The exceptional resistive switching characteristics and neuromorphic computational potential of memristors are crucial for advancing information processing in both traditional and non-traditional computing paradigms. However, the non-ideal resistive switching behavior of conventional oxide-based memristors hardly meets the performance requirements for neuromorphic computing applications. Besides, the two-terminal memristors are restricted by their configuration limitations toward multi-field/multi-functional modulation. Herein, this article presents a 2D GaSe/MoS₂ heterojunction thin-film transistor with four-terminal (4-T) tuning capability and flexible programming/erasing operations for non-volatile storage.
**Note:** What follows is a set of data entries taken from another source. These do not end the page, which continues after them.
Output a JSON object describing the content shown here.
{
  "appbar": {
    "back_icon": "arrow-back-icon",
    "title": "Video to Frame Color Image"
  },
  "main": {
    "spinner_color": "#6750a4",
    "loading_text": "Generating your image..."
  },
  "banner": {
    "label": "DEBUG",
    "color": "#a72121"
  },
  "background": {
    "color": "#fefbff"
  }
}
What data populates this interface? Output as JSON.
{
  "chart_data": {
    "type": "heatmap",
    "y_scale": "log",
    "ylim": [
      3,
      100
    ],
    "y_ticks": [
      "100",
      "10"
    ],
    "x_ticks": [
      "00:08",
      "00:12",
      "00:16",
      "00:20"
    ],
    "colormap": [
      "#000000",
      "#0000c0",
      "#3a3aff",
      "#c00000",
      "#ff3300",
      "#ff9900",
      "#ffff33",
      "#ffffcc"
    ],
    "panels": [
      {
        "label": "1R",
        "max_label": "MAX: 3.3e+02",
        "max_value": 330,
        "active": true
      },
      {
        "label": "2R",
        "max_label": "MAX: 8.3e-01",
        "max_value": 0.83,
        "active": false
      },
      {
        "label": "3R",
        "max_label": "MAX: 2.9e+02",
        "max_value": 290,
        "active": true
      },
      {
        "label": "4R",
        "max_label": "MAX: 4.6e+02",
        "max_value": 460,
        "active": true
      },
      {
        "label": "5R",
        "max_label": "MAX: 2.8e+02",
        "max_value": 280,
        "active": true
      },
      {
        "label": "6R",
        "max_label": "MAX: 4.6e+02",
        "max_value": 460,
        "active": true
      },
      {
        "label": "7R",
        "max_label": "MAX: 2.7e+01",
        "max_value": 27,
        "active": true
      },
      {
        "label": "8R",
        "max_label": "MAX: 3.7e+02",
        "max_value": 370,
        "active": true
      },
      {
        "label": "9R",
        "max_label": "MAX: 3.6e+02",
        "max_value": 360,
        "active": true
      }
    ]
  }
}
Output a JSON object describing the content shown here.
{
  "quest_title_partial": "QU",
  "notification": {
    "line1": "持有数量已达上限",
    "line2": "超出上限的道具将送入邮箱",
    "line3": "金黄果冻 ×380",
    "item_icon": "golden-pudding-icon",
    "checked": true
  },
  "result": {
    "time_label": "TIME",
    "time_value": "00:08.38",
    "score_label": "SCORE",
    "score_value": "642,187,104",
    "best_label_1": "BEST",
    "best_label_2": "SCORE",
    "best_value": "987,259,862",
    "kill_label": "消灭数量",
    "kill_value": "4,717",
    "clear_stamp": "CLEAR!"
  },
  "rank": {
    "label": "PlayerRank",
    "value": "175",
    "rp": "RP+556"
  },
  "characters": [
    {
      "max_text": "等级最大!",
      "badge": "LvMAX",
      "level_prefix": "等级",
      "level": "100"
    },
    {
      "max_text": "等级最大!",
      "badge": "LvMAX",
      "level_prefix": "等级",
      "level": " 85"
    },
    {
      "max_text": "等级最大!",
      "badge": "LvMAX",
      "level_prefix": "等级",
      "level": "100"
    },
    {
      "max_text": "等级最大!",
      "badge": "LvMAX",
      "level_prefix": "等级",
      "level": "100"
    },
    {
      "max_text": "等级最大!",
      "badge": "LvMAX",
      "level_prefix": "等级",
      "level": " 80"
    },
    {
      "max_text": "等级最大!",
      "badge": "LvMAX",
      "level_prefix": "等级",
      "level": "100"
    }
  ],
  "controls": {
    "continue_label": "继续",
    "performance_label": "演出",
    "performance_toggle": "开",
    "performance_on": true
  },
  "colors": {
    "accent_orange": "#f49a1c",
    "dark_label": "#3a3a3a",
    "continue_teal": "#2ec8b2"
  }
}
The heterojunction transistor demonstrates an exceptional resistance switching ratio exceeding 10⁷, an ultra-wide modulation range of 10–10⁶, highly reliable stability, and cyclic durability. The in situ Kelvin probe force microscope and dynamic characterization reveal the conduction mediated by defect-induced space charge limitations, as well as the tuning filling process of trap states within the channel by dual-gate terminals. This device functions as a 4-T artificial synapse, capable of achieving basic optoelectronic synaptic operations. The self-denoising and pattern recognition capabilities exhibited by artificial neural networks based on this device serve as excellent examples for developing efficient and energy-saving neuromorphic computing architectures.